Surface enhanced Raman spectroscopy of individual rhodamine 6G molecules on large Ag nanocrystals

To explore the relationship between local electromagnetic field enhancement and the large SERS (surface enhanced Raman scattering) enhancement that enables the observation of single molecule Raman spectra, we measure both resonant Rayleigh scattering spectra and rhodamine 6G Raman spectra from single Ag particles. Our apparatus combines the techniques of dark-field optical microscopy for resonant Rayleigh measurements, and grazing incidence Raman spectroscopy. The Rayleigh spectra show that the citrate-reduced AE colloid is extremely heterogeneous.

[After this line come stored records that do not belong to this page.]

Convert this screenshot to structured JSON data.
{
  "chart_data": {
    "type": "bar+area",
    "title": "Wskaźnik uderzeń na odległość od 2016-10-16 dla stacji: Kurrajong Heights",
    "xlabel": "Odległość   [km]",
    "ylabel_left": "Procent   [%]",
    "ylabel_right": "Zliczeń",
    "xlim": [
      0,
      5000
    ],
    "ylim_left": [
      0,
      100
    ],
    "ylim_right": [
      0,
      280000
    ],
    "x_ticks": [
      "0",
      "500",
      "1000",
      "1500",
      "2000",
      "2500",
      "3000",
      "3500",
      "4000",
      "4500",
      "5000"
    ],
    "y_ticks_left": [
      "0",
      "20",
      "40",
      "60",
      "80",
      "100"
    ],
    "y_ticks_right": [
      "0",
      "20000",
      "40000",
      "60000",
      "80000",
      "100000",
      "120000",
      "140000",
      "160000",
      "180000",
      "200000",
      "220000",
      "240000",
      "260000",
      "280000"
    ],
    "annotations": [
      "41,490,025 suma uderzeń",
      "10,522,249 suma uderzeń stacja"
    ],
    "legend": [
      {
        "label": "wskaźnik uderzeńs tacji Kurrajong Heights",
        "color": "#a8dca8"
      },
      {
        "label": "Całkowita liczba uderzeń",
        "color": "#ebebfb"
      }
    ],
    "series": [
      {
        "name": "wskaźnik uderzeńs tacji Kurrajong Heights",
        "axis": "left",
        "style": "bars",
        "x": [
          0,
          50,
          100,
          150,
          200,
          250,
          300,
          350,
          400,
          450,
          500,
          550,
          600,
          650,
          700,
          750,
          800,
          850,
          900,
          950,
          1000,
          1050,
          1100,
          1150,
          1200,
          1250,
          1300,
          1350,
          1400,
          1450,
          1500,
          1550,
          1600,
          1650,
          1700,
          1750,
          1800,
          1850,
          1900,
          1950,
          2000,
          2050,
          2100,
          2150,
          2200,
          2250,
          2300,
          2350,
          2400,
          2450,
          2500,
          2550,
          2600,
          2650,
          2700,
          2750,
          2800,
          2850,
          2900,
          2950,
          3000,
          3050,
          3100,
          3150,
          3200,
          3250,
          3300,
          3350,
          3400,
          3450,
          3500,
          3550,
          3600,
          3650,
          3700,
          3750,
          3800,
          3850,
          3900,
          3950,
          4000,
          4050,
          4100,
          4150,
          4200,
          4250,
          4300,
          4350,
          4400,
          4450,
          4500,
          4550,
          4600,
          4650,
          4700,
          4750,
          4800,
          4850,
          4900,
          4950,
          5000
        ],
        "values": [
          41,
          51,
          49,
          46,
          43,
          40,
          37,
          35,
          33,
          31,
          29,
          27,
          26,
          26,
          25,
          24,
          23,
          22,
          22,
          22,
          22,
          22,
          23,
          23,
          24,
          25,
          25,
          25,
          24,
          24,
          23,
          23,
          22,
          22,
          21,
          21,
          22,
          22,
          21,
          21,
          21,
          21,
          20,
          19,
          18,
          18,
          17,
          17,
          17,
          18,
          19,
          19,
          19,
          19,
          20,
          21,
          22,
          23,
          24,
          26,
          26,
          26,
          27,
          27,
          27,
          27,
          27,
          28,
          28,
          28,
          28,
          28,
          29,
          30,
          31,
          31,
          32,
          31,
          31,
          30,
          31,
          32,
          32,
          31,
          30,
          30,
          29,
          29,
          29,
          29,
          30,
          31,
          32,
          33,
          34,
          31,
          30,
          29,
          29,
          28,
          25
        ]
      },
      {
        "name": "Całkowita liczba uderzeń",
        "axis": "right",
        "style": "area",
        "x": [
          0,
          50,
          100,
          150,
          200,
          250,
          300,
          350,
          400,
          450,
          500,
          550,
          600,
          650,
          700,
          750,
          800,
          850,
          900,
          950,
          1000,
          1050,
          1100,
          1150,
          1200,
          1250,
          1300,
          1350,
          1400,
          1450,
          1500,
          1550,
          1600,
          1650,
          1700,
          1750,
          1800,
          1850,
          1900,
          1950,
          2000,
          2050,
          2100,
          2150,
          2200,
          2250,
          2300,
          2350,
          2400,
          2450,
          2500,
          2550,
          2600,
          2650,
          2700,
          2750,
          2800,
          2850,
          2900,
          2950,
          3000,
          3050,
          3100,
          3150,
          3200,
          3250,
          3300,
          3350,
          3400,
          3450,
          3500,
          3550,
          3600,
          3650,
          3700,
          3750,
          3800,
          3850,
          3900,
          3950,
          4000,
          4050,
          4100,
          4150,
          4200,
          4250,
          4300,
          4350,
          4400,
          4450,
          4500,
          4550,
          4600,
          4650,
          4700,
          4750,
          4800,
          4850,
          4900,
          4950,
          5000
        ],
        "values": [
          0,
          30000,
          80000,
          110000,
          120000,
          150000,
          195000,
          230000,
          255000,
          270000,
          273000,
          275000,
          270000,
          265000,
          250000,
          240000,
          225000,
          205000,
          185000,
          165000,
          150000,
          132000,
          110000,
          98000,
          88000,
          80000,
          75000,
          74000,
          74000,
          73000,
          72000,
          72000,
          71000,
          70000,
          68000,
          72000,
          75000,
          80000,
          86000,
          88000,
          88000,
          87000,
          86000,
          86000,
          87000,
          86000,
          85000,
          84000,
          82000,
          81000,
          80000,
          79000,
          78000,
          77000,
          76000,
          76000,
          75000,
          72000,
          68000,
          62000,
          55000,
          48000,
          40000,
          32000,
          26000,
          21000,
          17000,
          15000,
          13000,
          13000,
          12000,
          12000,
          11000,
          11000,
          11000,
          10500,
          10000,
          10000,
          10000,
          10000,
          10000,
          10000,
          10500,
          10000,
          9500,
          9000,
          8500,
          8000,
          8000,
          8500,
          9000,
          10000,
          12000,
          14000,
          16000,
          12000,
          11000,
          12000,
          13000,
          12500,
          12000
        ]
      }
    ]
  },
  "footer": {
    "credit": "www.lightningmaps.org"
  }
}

Only the larger particles, in part created by salt induced aggregation, show a large SERS effect. In agreement with the work of Nie and Emery, we find that a few nanocrystals show huge single molecule R6G SERS intensities. While all SERS active particles have some resonant Rayleigh scattering at the 514.5 nm laser wavelength, there is no correlation between the resonant Rayleigh spectra and the SERS intensity. We discuss a model in which huge SERS intensities result from single chemisorbed molecules interacting with ballistic electrons in optically excited large Ag particles. This model is a natural consequence of the standard local electromagnetic field model for SERS and the high surface sensitivity of plasmon dephasing in the noble metals.